La investigadora americana Suzanne Lewis veía en el Apocalipsis 1313 una especie de manifiesto de la dinastía capeta, en lucha entonces contra la Santa Sede por la afirmación del poder temporal sobre el espiritual.
Lewis destaca el valor pedagógico y los acentos didácticos de este Apocalipsis centrados en la humanidad de Cristo, así como en el sacrificio del Salvador y la redención de los pecadores. No debe olvidarse que el Apocalipsis es un libro de consolación, de aliento y de esperanza frente a las tribulaciones que atraviesan los cristianos perseguidos, fortalecidos con la certeza del triunfo definitivo de Cristo sobre el pecado y sobre la muerte.
El Infierno de los oficios
Algunos de los aspectos que convierten al Apocalipsis 1313 en una joya única, son la luminosidad de su colorido, el efecto de contraste de los oros y la riqueza de las ilustraciones del Apocalipsis, en particular «la inesperada inserción de un ciclo pintado del infierno, entre el Apocalipsis, ilustrado con 162 pinturas».
El privilegiado lector actual puede observar los despiadados castigos de los condenados, ya que el artista ha pintado con todo lujo de detalles las torturas más terroríficas y sorprendentes: los pecadores son desollados, aserrados, martilleados en un yunque, introducidos en calderos de agua o aceite hirviendo, dejados ciegos con tenazas y cinceles... Este manuscrito destaca por la insistencia en la representación del infierno, en un alarde de imaginación y fantasía del artista, mientras que, en otros códices, es un elemento más.
Una de esas representaciones del infierno recoge el momento del Juicio Final que ilustra el pasaje evangélico de Mateo 25, 31-46, que muestra cómo, el día del Juicio, el Señor colocará las ovejas a su derecha y las cabras a la izquierda; dirá a quienes estén a su izquierda: «Alejaos de mí, malditos, id al fuego eterno que ha sido preparado para el diablo y sus ángeles».

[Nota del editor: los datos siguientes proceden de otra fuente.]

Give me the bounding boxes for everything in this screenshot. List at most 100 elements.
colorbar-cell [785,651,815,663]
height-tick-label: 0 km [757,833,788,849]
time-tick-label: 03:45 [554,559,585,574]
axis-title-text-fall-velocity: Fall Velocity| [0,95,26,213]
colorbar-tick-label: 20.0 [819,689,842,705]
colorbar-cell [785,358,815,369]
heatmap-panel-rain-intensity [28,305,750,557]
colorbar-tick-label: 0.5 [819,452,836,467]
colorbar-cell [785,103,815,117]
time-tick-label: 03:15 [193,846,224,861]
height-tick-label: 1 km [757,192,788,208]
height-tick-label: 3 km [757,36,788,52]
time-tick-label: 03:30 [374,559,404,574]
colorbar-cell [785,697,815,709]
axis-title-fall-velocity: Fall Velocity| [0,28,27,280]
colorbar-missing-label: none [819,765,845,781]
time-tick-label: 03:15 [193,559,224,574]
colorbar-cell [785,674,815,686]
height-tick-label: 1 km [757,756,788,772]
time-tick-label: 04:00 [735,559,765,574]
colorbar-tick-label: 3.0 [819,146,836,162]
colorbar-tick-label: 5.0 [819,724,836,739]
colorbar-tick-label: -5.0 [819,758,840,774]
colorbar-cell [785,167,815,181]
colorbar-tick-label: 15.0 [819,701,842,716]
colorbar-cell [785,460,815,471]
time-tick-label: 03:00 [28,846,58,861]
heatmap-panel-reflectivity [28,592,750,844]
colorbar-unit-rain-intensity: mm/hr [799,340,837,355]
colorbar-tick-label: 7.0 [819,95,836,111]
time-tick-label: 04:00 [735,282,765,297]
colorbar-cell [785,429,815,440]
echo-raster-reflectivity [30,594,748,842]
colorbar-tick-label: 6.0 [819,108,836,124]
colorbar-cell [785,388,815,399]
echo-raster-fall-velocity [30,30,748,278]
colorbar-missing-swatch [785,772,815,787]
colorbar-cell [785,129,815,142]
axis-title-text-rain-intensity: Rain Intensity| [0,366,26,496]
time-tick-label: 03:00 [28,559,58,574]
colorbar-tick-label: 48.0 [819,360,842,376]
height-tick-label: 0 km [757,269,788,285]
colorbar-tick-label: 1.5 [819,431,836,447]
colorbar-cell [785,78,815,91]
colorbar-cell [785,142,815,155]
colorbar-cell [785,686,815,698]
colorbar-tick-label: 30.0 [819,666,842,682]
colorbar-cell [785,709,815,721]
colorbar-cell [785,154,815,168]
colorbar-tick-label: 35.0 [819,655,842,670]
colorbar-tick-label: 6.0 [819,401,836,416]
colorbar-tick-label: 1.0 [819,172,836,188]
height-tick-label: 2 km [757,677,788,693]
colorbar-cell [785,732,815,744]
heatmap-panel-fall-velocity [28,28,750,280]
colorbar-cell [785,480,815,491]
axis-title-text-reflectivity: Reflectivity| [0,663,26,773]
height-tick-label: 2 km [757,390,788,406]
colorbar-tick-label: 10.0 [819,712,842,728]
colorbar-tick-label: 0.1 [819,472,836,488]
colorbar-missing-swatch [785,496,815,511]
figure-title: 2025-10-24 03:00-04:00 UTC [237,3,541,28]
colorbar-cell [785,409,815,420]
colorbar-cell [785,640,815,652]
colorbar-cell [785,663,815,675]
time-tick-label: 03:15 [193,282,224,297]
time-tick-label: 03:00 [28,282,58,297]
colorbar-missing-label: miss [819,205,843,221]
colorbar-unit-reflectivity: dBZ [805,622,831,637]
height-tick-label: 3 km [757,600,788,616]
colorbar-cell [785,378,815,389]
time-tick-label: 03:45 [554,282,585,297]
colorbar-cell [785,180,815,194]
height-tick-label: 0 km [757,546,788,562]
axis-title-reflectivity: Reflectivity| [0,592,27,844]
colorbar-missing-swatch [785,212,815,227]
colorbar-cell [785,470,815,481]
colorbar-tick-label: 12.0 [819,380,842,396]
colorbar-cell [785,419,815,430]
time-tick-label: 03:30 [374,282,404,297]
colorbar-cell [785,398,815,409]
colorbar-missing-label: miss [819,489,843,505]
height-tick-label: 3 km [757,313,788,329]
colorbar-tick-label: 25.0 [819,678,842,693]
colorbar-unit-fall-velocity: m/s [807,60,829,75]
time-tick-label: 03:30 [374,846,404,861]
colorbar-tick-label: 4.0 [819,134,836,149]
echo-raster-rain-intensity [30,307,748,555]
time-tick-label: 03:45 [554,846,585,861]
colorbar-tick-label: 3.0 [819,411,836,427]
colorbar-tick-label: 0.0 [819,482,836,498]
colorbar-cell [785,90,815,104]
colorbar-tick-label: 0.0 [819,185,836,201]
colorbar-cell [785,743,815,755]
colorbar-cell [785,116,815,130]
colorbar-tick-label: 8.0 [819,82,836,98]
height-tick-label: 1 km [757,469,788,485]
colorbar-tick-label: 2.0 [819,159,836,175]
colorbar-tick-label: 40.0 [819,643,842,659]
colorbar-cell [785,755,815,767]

El fuego eterno se plasma en una de las pinturas bizantinas de este Apocalipsis por un fuego rojo sangre que emana del trono de Dios; debajo, los condenados sufren sucesivamente, en seis grutas distintas, suplicios específicos, difiriendo en ello, también, del esquema occidental que cultiva la imagen de la hoguera donde hierven calderas.
Pero como se anuncia en el último libro de la Biblia, Apocalipsis 1313 subraya la esperanza de la Segunda venida de Cristo, en gloria y esplendor, cuando diga a los elegidos: «Venid, benditos de mi Padre, recibid el Reino preparado para vosotros desde la creación del mundo».
En conclusión, Apocalipsis 1313 constituye, según los expertos, un cambio importante en la concepción gótica del Apocalipsis ilustrado, hacia un libro de devoción, utilizado para el recogimiento y la meditación en la intimidad.